TRAFFIC - welcome to the partnership's new member
TRAFFIC (www.traffic.org), the wildlife trade monitoring network, works to ensure that wildlife trade is not a threat to the conservation of nature. TRAFFIC is a joint programme of IUCN—the International Union for Conservation of Nature and WWF, the global conservation organization.
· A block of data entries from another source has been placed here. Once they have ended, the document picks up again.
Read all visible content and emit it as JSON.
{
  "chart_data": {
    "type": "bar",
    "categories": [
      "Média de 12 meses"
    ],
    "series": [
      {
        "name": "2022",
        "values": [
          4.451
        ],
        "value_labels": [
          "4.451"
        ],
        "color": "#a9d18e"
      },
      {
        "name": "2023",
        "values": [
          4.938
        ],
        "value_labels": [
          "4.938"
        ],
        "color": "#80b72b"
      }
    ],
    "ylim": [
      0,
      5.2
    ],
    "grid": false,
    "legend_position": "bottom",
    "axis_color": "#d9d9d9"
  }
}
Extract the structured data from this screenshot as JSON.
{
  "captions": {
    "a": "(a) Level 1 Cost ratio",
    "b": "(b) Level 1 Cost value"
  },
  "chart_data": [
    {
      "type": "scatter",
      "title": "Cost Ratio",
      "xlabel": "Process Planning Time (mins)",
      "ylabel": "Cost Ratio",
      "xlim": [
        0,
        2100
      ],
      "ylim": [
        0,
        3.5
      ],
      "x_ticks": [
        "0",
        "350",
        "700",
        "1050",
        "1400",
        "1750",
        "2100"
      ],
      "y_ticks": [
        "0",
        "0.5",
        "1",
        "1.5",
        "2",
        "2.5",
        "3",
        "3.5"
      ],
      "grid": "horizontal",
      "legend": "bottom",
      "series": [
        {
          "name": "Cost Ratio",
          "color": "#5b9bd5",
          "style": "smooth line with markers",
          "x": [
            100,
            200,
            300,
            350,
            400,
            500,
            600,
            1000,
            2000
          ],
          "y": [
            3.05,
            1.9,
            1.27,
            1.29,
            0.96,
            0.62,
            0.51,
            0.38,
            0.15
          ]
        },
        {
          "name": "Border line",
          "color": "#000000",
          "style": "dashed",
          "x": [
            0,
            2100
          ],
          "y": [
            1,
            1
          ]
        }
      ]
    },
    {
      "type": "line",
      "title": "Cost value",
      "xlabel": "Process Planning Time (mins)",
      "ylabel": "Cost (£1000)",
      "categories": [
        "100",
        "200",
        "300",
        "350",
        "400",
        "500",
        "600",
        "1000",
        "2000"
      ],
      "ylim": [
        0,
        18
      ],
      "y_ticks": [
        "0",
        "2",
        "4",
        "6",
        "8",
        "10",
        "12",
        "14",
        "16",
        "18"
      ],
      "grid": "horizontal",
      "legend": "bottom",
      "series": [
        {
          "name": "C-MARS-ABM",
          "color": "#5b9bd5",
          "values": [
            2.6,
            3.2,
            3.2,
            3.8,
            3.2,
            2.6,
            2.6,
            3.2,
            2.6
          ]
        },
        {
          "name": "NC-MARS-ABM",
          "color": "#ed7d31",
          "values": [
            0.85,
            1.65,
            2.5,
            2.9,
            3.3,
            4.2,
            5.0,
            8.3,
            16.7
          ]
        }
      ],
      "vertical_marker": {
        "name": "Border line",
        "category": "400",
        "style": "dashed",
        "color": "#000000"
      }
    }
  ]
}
TRAFFIC’s vision is a world in which this trade is managed sustainably – conserving biodiversity while continuing to make a significant contribution to human needs.
Following TRAFFIC’s successful establishment in 1991 in East/Southern Africa, TRAFFIC established a new presence in Central Africa in May 2008. Based in Yaoundé, Cameroon, the new TRAFFIC Central Africa Programme office is the result consultations with intergovernmental and governmental institutions and with international and national NGOs, all of whom have expressed their support of a TRAFFIC programme in the region.
Objectives of TRAFFIC in Central Africa are in keeping with the general pattern of constructive and efficient collaboration with the CITES Secretariat, governments and institutions, and other stakeholders (private sector, professional organizations, civil society representatives and other partners, including the Species Survival Commission and NGOs).
Hosted by IUCN, the new TRAFFIC Central Africa programme will focus on the trade in wild meat, on good timber trade governance, and on closing down illegal domestic ivory markets and ivory smuggling routes.
TRAFFIC will initially focus its efforts in eight of the 10 COMIFAC (Central African Forest Commission) countries in the region, namely the Republic of Cameroon, Republic of Chad, Central African Republic, Democratic Republic of Congo, Republic of Equatorial Guinea, Republic of Gabon, Republic of Congo, and Republic of Saõ Tomé & Príncipe where TRAFFIC will assist with the implementation of COMIFAC’s “Plan de Convergence”.